In April of 2018 I decided to start running. We're talking just a mile or two a few times a week. It was the first time in almost 25 years. Actually, it was the first time I started running in 25 years that I did not have to give up after only a few days due to knee pain. I had run in college for Rugby, and I had run shortly after college to stay in shape in the off season for a summer mountain guide job. A long run then might have been 5-6 flat road miles. I stopped running in my 20s. I didn't want to. My knees wanted to. If I ran to the mailbox I would have knee pain for weeks. I started visiting doctors for knee pain when I was 16 (I'm 49 now). I have probably visited at least 10 different doctors over the years to figure out how to fix the pain. None helped. In the months leading up to April 2018 I finally decided to fix it myself, I researched, I experimented, I started walking, then hiking, then running...slowly...after the summer I had enough confidence and I kept going and turned to the trails and added miles...and how that all unfurled is a story for another post.

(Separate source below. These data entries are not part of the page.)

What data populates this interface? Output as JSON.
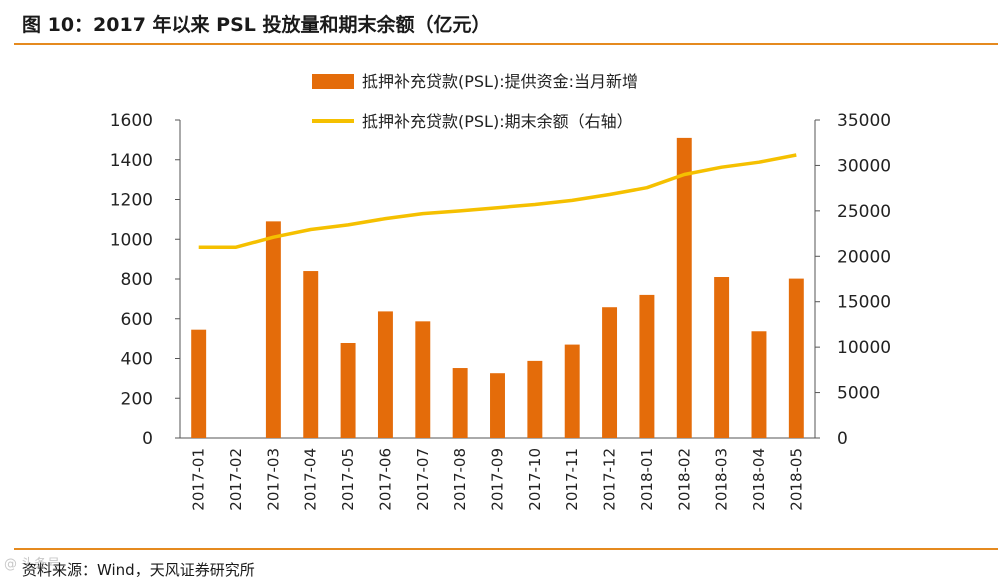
{
  "header": {
    "title": "图 10：2017 年以来 PSL 投放量和期末余额（亿元）"
  },
  "footer": {
    "source": "资料来源：Wind，天风证券研究所",
    "watermark": "@ 头条号"
  },
  "chart_data": {
    "type": "bar+line",
    "categories": [
      "2017-01",
      "2017-02",
      "2017-03",
      "2017-04",
      "2017-05",
      "2017-06",
      "2017-07",
      "2017-08",
      "2017-09",
      "2017-10",
      "2017-11",
      "2017-12",
      "2018-01",
      "2018-02",
      "2018-03",
      "2018-04",
      "2018-05"
    ],
    "series": [
      {
        "name": "抵押补充贷款(PSL):提供资金:当月新增",
        "kind": "bar",
        "axis": "left",
        "color": "#e46c0a",
        "values": [
          545,
          0,
          1090,
          840,
          478,
          637,
          587,
          352,
          326,
          388,
          470,
          658,
          720,
          1510,
          810,
          537,
          802
        ]
      },
      {
        "name": "抵押补充贷款(PSL):期末余额（右轴）",
        "kind": "line",
        "axis": "right",
        "color": "#f5c000",
        "values": [
          21000,
          21000,
          22100,
          22950,
          23450,
          24150,
          24700,
          25000,
          25350,
          25700,
          26150,
          26800,
          27550,
          29000,
          29800,
          30350,
          31150
        ]
      }
    ],
    "y_left": {
      "min": 0,
      "max": 1600,
      "ticks": [
        0,
        200,
        400,
        600,
        800,
        1000,
        1200,
        1400,
        1600
      ]
    },
    "y_right": {
      "min": 0,
      "max": 35000,
      "ticks": [
        0,
        5000,
        10000,
        15000,
        20000,
        25000,
        30000,
        35000
      ]
    },
    "legend_position": "top"
  }
}
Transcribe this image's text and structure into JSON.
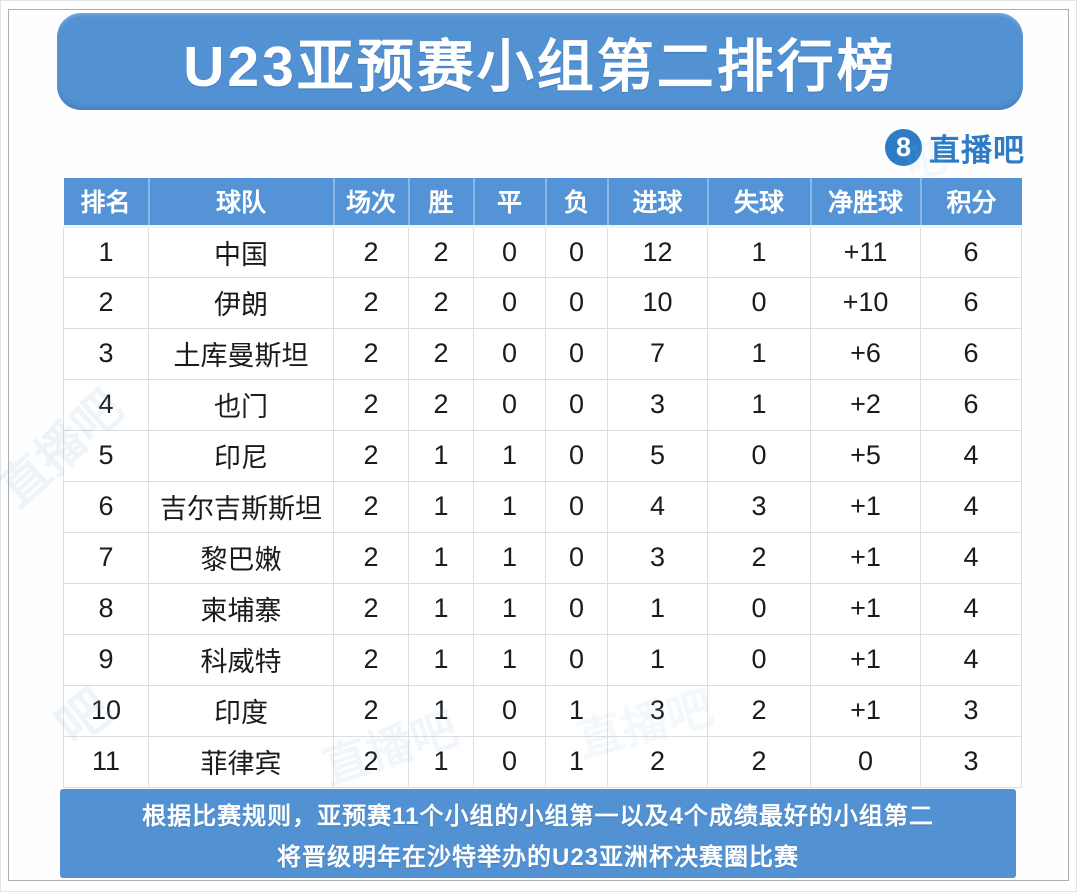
{
  "title": "U23亚预赛小组第二排行榜",
  "logo": {
    "badge": "8",
    "name": "直播吧"
  },
  "table": {
    "columns": [
      "排名",
      "球队",
      "场次",
      "胜",
      "平",
      "负",
      "进球",
      "失球",
      "净胜球",
      "积分"
    ],
    "rows": [
      {
        "rank": "1",
        "team": "中国",
        "played": "2",
        "win": "2",
        "draw": "0",
        "loss": "0",
        "gf": "12",
        "ga": "1",
        "gd": "+11",
        "pts": "6"
      },
      {
        "rank": "2",
        "team": "伊朗",
        "played": "2",
        "win": "2",
        "draw": "0",
        "loss": "0",
        "gf": "10",
        "ga": "0",
        "gd": "+10",
        "pts": "6"
      },
      {
        "rank": "3",
        "team": "土库曼斯坦",
        "played": "2",
        "win": "2",
        "draw": "0",
        "loss": "0",
        "gf": "7",
        "ga": "1",
        "gd": "+6",
        "pts": "6"
      },
      {
        "rank": "4",
        "team": "也门",
        "played": "2",
        "win": "2",
        "draw": "0",
        "loss": "0",
        "gf": "3",
        "ga": "1",
        "gd": "+2",
        "pts": "6"
      },
      {
        "rank": "5",
        "team": "印尼",
        "played": "2",
        "win": "1",
        "draw": "1",
        "loss": "0",
        "gf": "5",
        "ga": "0",
        "gd": "+5",
        "pts": "4"
      },
      {
        "rank": "6",
        "team": "吉尔吉斯斯坦",
        "played": "2",
        "win": "1",
        "draw": "1",
        "loss": "0",
        "gf": "4",
        "ga": "3",
        "gd": "+1",
        "pts": "4"
      },
      {
        "rank": "7",
        "team": "黎巴嫩",
        "played": "2",
        "win": "1",
        "draw": "1",
        "loss": "0",
        "gf": "3",
        "ga": "2",
        "gd": "+1",
        "pts": "4"
      },
      {
        "rank": "8",
        "team": "柬埔寨",
        "played": "2",
        "win": "1",
        "draw": "1",
        "loss": "0",
        "gf": "1",
        "ga": "0",
        "gd": "+1",
        "pts": "4"
      },
      {
        "rank": "9",
        "team": "科威特",
        "played": "2",
        "win": "1",
        "draw": "1",
        "loss": "0",
        "gf": "1",
        "ga": "0",
        "gd": "+1",
        "pts": "4"
      },
      {
        "rank": "10",
        "team": "印度",
        "played": "2",
        "win": "1",
        "draw": "0",
        "loss": "1",
        "gf": "3",
        "ga": "2",
        "gd": "+1",
        "pts": "3"
      },
      {
        "rank": "11",
        "team": "菲律宾",
        "played": "2",
        "win": "1",
        "draw": "0",
        "loss": "1",
        "gf": "2",
        "ga": "2",
        "gd": "0",
        "pts": "3"
      }
    ]
  },
  "footer": {
    "line1": "根据比赛规则，亚预赛11个小组的小组第一以及4个成绩最好的小组第二",
    "line2": "将晋级明年在沙特举办的U23亚洲杯决赛圈比赛"
  },
  "colors": {
    "banner_blue": "#5291d2",
    "header_blue": "#5494d6",
    "logo_blue": "#2d7cc5",
    "text_dark": "#1b1b1b"
  },
  "chart_data": {
    "type": "table",
    "title": "U23亚预赛小组第二排行榜",
    "columns": [
      "排名",
      "球队",
      "场次",
      "胜",
      "平",
      "负",
      "进球",
      "失球",
      "净胜球",
      "积分"
    ],
    "rows": [
      [
        1,
        "中国",
        2,
        2,
        0,
        0,
        12,
        1,
        "+11",
        6
      ],
      [
        2,
        "伊朗",
        2,
        2,
        0,
        0,
        10,
        0,
        "+10",
        6
      ],
      [
        3,
        "土库曼斯坦",
        2,
        2,
        0,
        0,
        7,
        1,
        "+6",
        6
      ],
      [
        4,
        "也门",
        2,
        2,
        0,
        0,
        3,
        1,
        "+2",
        6
      ],
      [
        5,
        "印尼",
        2,
        1,
        1,
        0,
        5,
        0,
        "+5",
        4
      ],
      [
        6,
        "吉尔吉斯斯坦",
        2,
        1,
        1,
        0,
        4,
        3,
        "+1",
        4
      ],
      [
        7,
        "黎巴嫩",
        2,
        1,
        1,
        0,
        3,
        2,
        "+1",
        4
      ],
      [
        8,
        "柬埔寨",
        2,
        1,
        1,
        0,
        1,
        0,
        "+1",
        4
      ],
      [
        9,
        "科威特",
        2,
        1,
        1,
        0,
        1,
        0,
        "+1",
        4
      ],
      [
        10,
        "印度",
        2,
        1,
        0,
        1,
        3,
        2,
        "+1",
        3
      ],
      [
        11,
        "菲律宾",
        2,
        1,
        0,
        1,
        2,
        2,
        "0",
        3
      ]
    ],
    "annotations": [
      "根据比赛规则，亚预赛11个小组的小组第一以及4个成绩最好的小组第二",
      "将晋级明年在沙特举办的U23亚洲杯决赛圈比赛"
    ],
    "legend_position": "none",
    "grid": true
  }
}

I decided to start this blog because as I started to research running and races I found that a lot of advice was written by runners (duh?). Once you become a runner, you forget what it was like to not be a runner. When I was researching races I really wanted to hear from someone who was new and not someone who has years of experience under their belt and is marathon ready the day after running a marathon. Even if the words were the same, somehow it would make me feel more comfortable if I knew the person was also inexperienced...and
I was also looking for a perspective from someone old...older. As I read blog posts, watch YouTube videos, and listen to podcasts, there are many "younger" runners giving their take on running and training. What a 20 something runner believes is true is true when you are 20 something, but they have no idea what it is like to be an average 50 something year old and how family, work, and aging impacts one's mind and body. Yes, when I was 20 something I could train 2x a day, easily survive on 5 hours of sleep each night, and survived entire week long backpacking trips on Twizzlers and Ramen...that is not true anymore and I could never have imagined that 20+ years ago.
So please keep one thing in mind as you read...I am new to the sport of trail running, I am just about to hit 50 years old, and I have no idea what I am doing.